The storage medium 710 may be communicatively coupled to the processing circuit 708 such that the processing circuit 708 may read information from, and write information to, the storage medium 710. That is, the storage medium 710 can be coupled to the processing circuit 708 so that the storage medium 710 is at least accessible by the processing circuit 708, including examples where the storage medium 710 is integral to the processing circuit 708 and/or examples where the storage medium 710 is separate from the processing circuit 708 (e.g., resident in the UE 700, external to the UE 700, and/or distributed across multiple entities).

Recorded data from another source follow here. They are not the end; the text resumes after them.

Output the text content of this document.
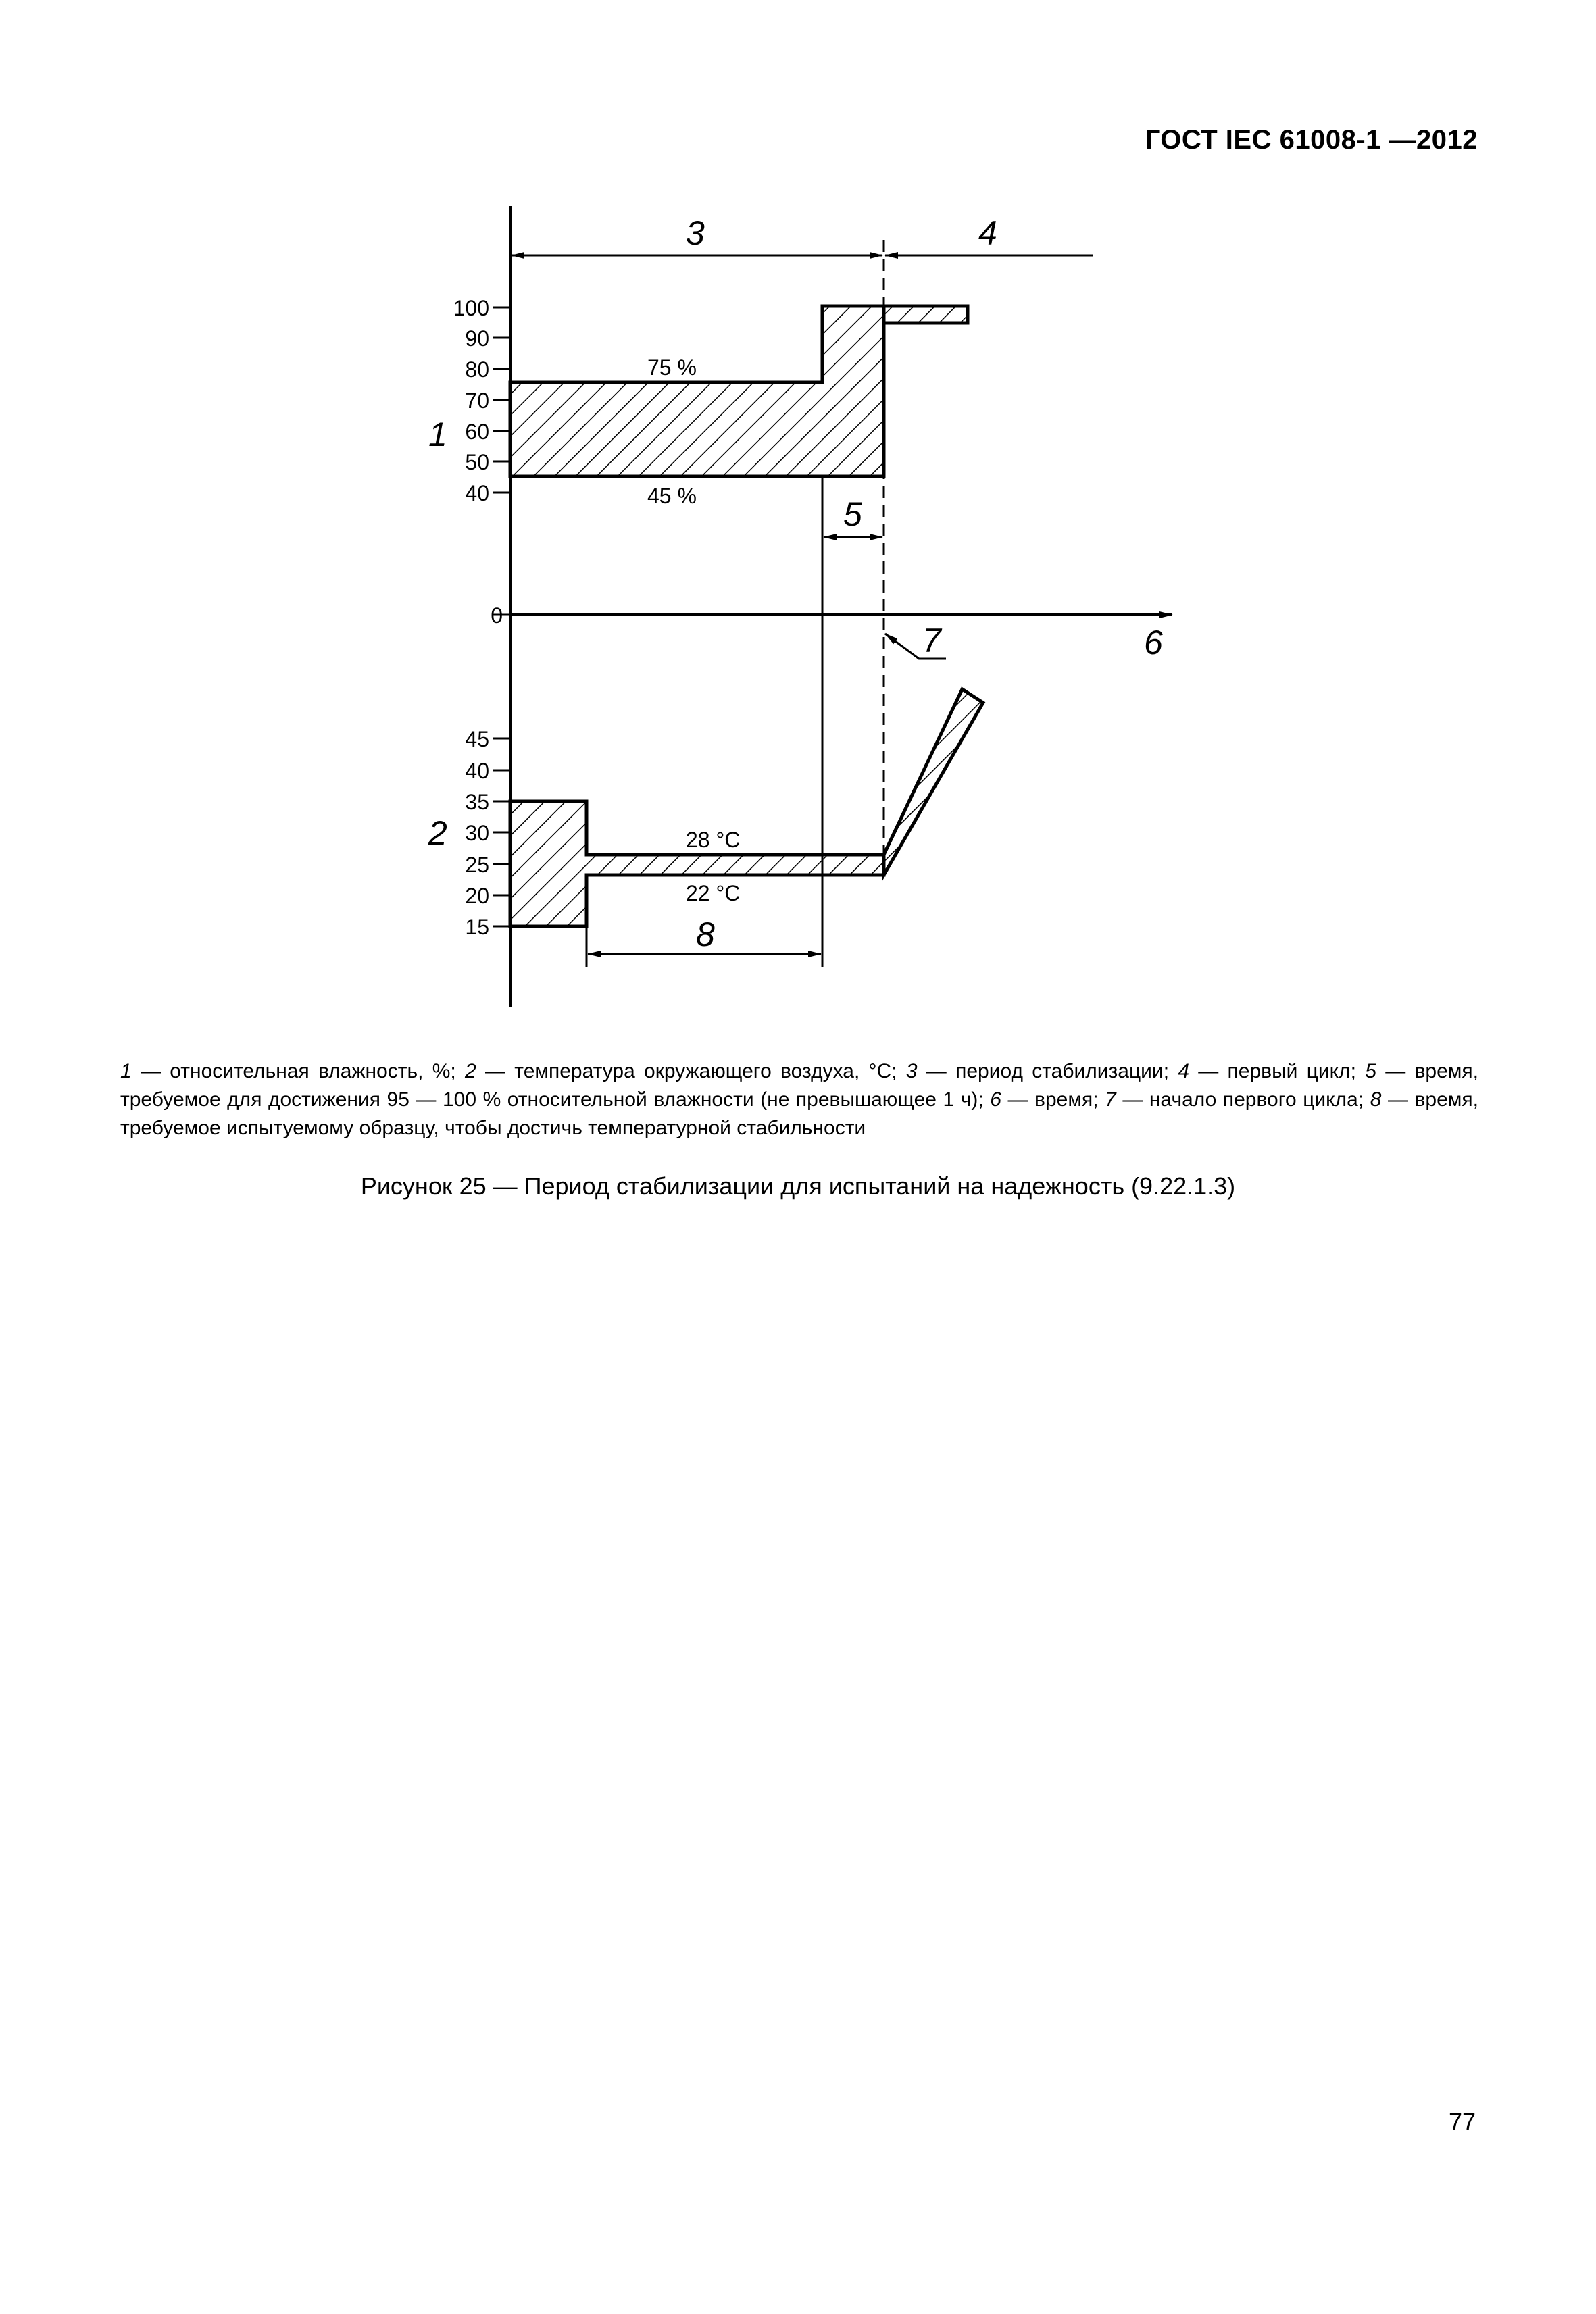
ГОСТ IEC 61008-1 —2012
100
90
80
70
60
50
40
0
45
40
35
30
25
20
15
75 %
45 %
28 °C
22 °C
1
2
3	4
5
6
7
8
1 — относительная влажность, %; 2 — температура окружающего воздуха, °С; 3 — период стабилизации; 4 — первый цикл; 5 — время, требуемое для достижения 95 — 100 % относительной влажности (не превышающее 1 ч); 6 — время; 7 — начало первого цикла; 8 — время, требуемое испытуемому образцу, чтобы достичь температурной стабильности
Рисунок 25 — Период стабилизации для испытаний на надежность (9.22.1.3)
77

Programming stored by the storage medium 710, when executed by the processing circuit 708, causes the processing circuit 708 to perform one or more of the various functions and/or process steps described herein. Thus, according to one or more aspects of the present disclosure, the processing circuit 708 is adapted to perform (in conjunction with the storage medium 710) any or all of the processes, functions, steps and/or routines for any or all of the UEs 404 described herein. As used herein, the term “adapted” in relation to the processing circuit 708 may refer to the processing circuit 708 being one or more of configured, employed, implemented, and/or programmed (in conjunction with the storage medium 710) to perform a particular process, function, step and/or routine according to various features described herein. In various examples, the user equipment includes a bus interface 711 for coupling the communications interface 702, the processing circuit 708 and the storage medium 710.
It is also noted that the various concepts presented throughout this disclosure may be implemented across a broad variety of telecommunication systems, network architectures, and communication standards. Certain aspects of the discussions are described herein in relation to Global System for Mobile Communications (GSM), and in relation to 3rd Generation Partnership Project (3GPP) protocols and systems, and related terminology may be found in much of the foregoing description. However, those of ordinary skill in the art will recognize that one or more aspects of the present disclosure could be adapted to be employed and included in one or more other wireless communication protocols and systems.
Also, it is noted that at least some implementations have been described as a process that is depicted as a flowchart, a flow diagram, a structure diagram, or a block diagram. Although a flowchart may describe the operations as a sequential process, many of the operations can be performed in parallel or concurrently. In addition, the order of the operations may be re-arranged. A process is terminated when its operations are completed. A process may correspond to a method, a function, a procedure, a subroutine, a subprogram, etc. When a process corresponds to a function, its termination corresponds to a return of the function to the calling function or the main function. The various methods described herein may be partially or fully implemented by programming (e.g., instructions and/or data) that may be stored in a machine-readable, computer-readable, and/or processor-readable storage medium, and executed by one or more processors, machines and/or devices.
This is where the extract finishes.